Thursday, January 26, 2023

January 23, 2023 Issue

Merve Emre, in her "Everyone's a Critic," in this week’s issue, bashes literary scholars. She calls them deformed. She quotes John Guillory’s new book, Professing Criticism: “If there is a thesis that unites the essays in Professing Criticism, it is that professional formation entails a corresponding ‘déformation professionnelle.’ ” She argues that academia has ruined literary criticism. She says that in university, criticism is "more interested in its own protocols than in what Guillory calls 'the verbal work of art.' "  

Well, all I can say in response is that, in a lifetime of reading, some of the best criticism I’ve read is by university scholars. Examples:

Sandra M. Gilbert’s Acts of Attention: The Poems of D. H. Lawrence, 1972 (Gilbert taught at Queens College of the City University of New York, at Sacramento State College, at California State College, Hayward, and at St.
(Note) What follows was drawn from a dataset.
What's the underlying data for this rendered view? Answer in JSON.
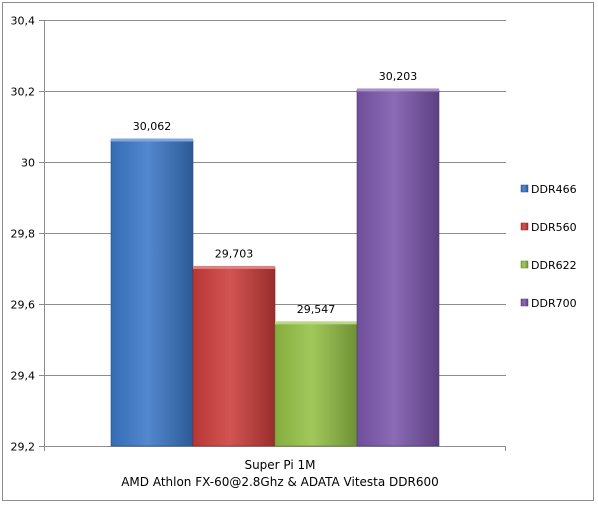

Mary’s College of California);

Bonnie Costello’s Elizabeth Bishop: Questions of Mastery, 1991 (Costello is Associate Professor of English at Boston University);

Roland Barthes’ New Critical Essays, 1980 (Barthes was professor at the Collège de France);

James Wood’s Serious Noticing, 2019 (Wood is a professor of the practice of literary criticism at Harvard University);

Helen Vendler’s The Ocean, the Bird, and the Scholar, 2015 (Vendler is A. Kingsley Porter University Professor at Harvard University);

B. J. Leggett’s Larkin’s Blues, 1999 (Leggett is Distinguished Professor of Humanities and professor of English at the University of Tennessee at Knoxville);

Dan Chiasson's One Kind of Everything, 2007 (Chiasson teaches at Wellesley College);

Bożena Shallcross’s Through the Poet’s Eye: The Travels of Zagajewski, Herbert, and Brodsky, 2002 (Shallcross is an associate professor of Slavic languages and literature at the University of Chicago);

Eleanor Cook’s Elizabeth Bishop at Work, 2016 (Cook is Professor Emerita in the Department of English at the University of Toronto);

Robert Hass's What Light Can Do, 2012 (Hass teaches at the University of California);

Michael Wood's The Magician's Doubts: Nabokov and the Risks of Fiction, 1994 (Wood is Charles Barnwell Straut Professor of English at Princeton University).

I'm just scratching the surface here. These literary scholars are interested in the verbal work of art, deeply so. I enjoy their writing immensely.